Let’s talk about the powers bestowed by the crystals. Without giving out more than the trailers show, Eli’s blue crystal enhances his physical abilities like speed and strength, the green crystal allows Ziv become invisible and the red one gives Abaddon an array of psychic powers. I like that the powers have rules and limitations. The crystals are not magic crystals. They are a piece of technology that mankind doesn’t understand yet. They can be detected or inhibited by physical and scientific means. This means the crystals aren’t overpowered, and they don’t give the wielders an automatic win in a crisis. The crystal is only as good as the wielder.
Jongo is the brainchild of Gareth Crocker (we interviewed him and even talked about this review), a white South African author. He wrote and produced the show. People who have only seen the first one or two episodes complain about seeing more white characters than black characters, but if you actually watch the show, you won’t have this complaint. While the extras and side characters are mainly white, the actual main characters are black, apart from the villains. Even among the villains, there’s national diversity. Just take a look at the characters page on Jongo’s official website. Five black characters, five white characters and that includes an Israeli and a German national.
Also, not a single woman in the show was treated as a two-dimensional female just there to be ogled or act as a love interest. I was initially disappointed when one lady was abducted, because the damsel in distress role has gotten old, but they only used that to show how she could take care of herself in a dangerous situation, and not helplessly wait for a knight in shining armor.
Gareth Crocker did a great job of avoiding any accusations of white supremacy storytelling. Strike force stealthily taking out the guards in a secure area? The strike force is black and the guards are white. Nick Fury-like character giving the heroes intel and mission objectives? He’s black too. One civilian rescuing another from captivity and certain death? Guess which one of them is black? I think he actually went out of his way because of the vocal community of black geeks who may watch this show.

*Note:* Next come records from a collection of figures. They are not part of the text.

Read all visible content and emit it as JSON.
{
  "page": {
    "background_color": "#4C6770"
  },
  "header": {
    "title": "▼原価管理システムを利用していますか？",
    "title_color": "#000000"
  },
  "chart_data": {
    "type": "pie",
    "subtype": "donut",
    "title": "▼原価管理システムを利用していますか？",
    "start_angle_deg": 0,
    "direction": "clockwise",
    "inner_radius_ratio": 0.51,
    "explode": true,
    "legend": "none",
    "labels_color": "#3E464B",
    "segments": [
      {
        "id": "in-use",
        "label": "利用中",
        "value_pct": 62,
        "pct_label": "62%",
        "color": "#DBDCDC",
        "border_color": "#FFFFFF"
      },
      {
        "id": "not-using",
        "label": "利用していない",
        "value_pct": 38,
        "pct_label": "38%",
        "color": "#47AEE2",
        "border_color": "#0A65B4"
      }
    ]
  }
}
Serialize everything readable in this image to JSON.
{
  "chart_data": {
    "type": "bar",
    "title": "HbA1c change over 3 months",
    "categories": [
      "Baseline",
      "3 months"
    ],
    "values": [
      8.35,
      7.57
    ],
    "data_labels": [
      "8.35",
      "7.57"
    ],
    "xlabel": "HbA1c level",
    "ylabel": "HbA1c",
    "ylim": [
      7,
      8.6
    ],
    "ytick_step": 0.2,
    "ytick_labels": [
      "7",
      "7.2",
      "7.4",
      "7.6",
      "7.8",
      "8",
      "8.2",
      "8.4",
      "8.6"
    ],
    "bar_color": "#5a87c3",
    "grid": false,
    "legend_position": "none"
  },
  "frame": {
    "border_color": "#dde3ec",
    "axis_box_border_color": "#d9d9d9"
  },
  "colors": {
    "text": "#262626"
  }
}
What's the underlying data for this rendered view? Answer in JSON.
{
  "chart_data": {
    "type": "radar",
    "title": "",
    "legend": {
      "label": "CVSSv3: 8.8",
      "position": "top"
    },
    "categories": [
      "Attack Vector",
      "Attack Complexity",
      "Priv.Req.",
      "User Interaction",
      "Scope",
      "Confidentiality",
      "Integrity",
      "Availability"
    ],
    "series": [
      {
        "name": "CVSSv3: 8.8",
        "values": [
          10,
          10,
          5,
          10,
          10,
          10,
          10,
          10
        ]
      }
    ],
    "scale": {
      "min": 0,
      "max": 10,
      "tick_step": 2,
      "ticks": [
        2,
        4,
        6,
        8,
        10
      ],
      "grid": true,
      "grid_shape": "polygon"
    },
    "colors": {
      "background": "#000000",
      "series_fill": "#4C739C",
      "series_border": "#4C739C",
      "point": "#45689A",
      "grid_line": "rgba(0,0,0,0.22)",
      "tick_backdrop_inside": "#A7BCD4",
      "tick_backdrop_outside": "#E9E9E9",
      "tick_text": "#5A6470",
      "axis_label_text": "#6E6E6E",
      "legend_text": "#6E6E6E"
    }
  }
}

This is the very first time we’ve had a Sci-fi superhero TV series made by Africans and set in Africa, and thankfully, it didn’t start us off on the wrong foot. Real stunts, real locations and real skills were favored over CGI and special effects, and those were only added where necessary. The plot was not unnecessarily convoluted nor was it drawn out with fillers. Including the commercial breaks taken by the TV stations, the whole season is done in eight hours, and the final act was nice. The story was decent and left me genuinely interested in watching the second season. It better not have a slow start. We’ve already been introduced to the characters. The returning actors best step up their game for the next season, and the new characters should be played by actual actors, because I can’t wait to talk about how season 2 is a great show.